The internet is a cacophony of voices, and now it’s time to put a sock in it. Ed the Sock, to be precise. The irascible cigar-chomping hand puppet who gruffly graced MuchMusic and Toronto’s CITY-TV in the 1990s and 2000s is making a comeback, with furrowed brow, gravelly voice and permanent scowl intact.

Steven Kerzner (the voice of Ed) and his writer-producer wife and collaborator Liana Kerzner have created the FU Network, an online hub for Ed the Sock content and more. FU, of course, is an acronym of “for us.” Add an “N” and you get fun, which is the point behind what the Kerzners describe as “Vice, with a sense of humour.”

Television watchers of a certain generation look back upon the glory days of CHUM Media and MuchMusic wistfully. With their FU Network, the Kerzners aim to bring back some of the era’s edge, informality and sense of community. “There’s something missing in Canadian media,” says Steven Kerzner, in a voice considerably smoother than the one used by his puppet persona. “The CHUM vibe is gone. That whole MuchMusic, relatable, peer-level Canadian voice is something people miss.”

Savvy and outspoken, the Kerzners are nobody’s puppets. At their east-end headquarters recently, they spoke to The Globe and Mail about the durable appeal of a green-haired big-mouth and the voices that need to be heard today.

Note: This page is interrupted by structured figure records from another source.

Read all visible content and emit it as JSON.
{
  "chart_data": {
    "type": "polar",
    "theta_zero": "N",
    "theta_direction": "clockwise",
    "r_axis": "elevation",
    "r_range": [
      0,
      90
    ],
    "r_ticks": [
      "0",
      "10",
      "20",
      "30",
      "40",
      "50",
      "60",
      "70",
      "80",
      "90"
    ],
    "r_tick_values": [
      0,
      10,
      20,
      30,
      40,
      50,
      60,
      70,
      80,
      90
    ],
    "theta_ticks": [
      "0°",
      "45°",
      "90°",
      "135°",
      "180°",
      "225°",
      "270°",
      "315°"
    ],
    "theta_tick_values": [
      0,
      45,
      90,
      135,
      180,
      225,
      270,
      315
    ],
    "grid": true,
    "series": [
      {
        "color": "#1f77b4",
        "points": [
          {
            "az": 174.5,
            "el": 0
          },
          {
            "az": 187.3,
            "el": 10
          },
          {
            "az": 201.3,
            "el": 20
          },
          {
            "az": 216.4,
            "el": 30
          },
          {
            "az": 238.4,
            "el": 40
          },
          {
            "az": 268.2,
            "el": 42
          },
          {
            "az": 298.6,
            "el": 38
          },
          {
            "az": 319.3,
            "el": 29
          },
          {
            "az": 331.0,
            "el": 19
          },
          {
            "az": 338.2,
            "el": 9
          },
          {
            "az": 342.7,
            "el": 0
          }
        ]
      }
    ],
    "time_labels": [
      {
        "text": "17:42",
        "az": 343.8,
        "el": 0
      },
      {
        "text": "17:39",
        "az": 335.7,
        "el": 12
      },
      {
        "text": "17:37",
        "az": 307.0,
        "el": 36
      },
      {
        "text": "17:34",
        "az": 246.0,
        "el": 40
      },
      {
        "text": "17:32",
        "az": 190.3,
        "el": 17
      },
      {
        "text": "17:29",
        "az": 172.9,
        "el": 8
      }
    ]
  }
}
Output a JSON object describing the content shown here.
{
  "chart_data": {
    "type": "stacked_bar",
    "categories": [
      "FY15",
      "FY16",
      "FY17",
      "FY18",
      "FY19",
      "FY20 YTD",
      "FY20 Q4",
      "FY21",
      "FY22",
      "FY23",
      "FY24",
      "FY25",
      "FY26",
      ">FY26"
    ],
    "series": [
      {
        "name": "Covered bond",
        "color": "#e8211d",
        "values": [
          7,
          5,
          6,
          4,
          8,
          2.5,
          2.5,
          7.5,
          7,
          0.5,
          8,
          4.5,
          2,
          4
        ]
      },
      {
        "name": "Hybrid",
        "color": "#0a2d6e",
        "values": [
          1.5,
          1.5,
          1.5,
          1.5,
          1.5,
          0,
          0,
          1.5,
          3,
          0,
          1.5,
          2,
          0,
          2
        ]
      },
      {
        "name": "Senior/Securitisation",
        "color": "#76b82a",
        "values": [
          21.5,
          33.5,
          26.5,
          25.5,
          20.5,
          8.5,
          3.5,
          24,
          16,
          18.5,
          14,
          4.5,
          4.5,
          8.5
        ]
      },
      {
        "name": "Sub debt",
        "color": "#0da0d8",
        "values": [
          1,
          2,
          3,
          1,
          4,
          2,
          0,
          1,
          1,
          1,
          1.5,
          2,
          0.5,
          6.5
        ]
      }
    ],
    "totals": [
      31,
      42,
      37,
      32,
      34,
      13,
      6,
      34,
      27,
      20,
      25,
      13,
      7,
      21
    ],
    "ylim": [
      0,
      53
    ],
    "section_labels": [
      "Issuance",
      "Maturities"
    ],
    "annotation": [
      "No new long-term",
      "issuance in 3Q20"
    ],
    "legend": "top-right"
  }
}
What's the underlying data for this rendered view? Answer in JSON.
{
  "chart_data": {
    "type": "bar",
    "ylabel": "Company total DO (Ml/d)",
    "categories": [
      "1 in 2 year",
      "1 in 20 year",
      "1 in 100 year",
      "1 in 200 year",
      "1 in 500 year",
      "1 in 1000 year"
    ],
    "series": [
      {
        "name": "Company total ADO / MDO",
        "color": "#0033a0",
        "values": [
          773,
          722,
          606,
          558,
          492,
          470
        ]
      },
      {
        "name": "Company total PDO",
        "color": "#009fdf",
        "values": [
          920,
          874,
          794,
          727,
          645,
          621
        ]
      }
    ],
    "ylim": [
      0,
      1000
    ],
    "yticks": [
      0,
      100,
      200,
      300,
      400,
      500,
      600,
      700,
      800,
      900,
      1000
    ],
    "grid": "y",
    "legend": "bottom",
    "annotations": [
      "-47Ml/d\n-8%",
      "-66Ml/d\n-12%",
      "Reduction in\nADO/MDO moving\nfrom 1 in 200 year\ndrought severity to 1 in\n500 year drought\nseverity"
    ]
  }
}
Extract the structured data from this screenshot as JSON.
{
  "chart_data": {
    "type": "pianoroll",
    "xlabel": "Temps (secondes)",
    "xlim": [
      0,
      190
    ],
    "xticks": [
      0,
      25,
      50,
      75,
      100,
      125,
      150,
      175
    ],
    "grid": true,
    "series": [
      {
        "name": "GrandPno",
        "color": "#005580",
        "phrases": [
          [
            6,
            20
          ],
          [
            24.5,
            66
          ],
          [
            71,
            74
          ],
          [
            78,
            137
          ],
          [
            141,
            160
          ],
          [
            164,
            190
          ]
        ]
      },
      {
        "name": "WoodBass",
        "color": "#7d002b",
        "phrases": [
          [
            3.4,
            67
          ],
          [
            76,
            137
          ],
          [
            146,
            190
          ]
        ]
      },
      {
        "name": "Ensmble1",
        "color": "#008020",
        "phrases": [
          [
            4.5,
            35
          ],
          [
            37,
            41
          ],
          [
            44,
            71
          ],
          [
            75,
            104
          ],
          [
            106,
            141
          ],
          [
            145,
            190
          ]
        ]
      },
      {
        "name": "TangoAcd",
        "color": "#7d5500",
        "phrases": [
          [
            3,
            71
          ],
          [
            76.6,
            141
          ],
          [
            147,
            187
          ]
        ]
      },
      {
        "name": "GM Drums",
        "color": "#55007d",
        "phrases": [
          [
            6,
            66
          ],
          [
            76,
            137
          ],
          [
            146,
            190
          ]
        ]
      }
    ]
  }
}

Steven Kerzner: Ed started out as Vaudeville, shticky stuff. Then we found that there’s tremendous license using a character to address human concerns. When it’s The Simpsons or when it’s Ed the Sock, there’s a lot of potential to get past people’s barriers and get them to look at issues in the vernacular and with a sense of humour. That’s what MuchMusic was. That’s what the FU Network is going to be. It’s your thoughts out loud. It’s people talking, laughing and using that license that we have.

Liana Kerzner: Here was this tell-it-like-it-is puppet. You didn’t always agree with him. Sure, at times, he offended you. But you got the sense that someone was telling you what they really thought.

Steven: He wasn’t intending to offend. It wasn’t stuff to offend. It was stuff that may offend.

Liana: Also, people are always looking for something that is not going to fail them. And Ed has always been Ed. It’s a big voice, small guy. He never comes across as a bully. I think every generation is looking for an authentic point of view from someone who seems to know more than you, but isn’t looking down at you.

Steven: I think Ed is a megaphone for the things people think but are afraid to say. But also, Ed is a mirror. He’s a mirror that is held up to society, but that doesn’t make people look ugly. It sees them in all their imperfections, but finds beauty in those imperfections. This is us, but we’re alright. This is what we think. And where’s the fun nowadays online? Everything is outrage. We want to change that. We don’t have to hate each other. We don’t have to beat each other down.

Liana: And it’s not just Ed the Sock. I think there’s a thirst for the old MuchMusic vibe. And that vibe is on the Internet. People want less-produced and more authentic. People want an online place to go and get quality content … We’re caught in this drama loop. The YouTube algorithm doesn’t seem to be serving anyone but YouTube.

Steven: The stuff we were doing on Much was the internet before the internet. It was YouTube before YouTube. It was authentic. It was inexpensive. It was relatable. But it was ahead of its time. It was predictive of what mass audiences really want. With the technology now, we have the potential of what was there and we’ll be able to grow it even more. So, we’ve decided to bring it back, but in a modern form. And Ed is sort of the spirit animal of the network.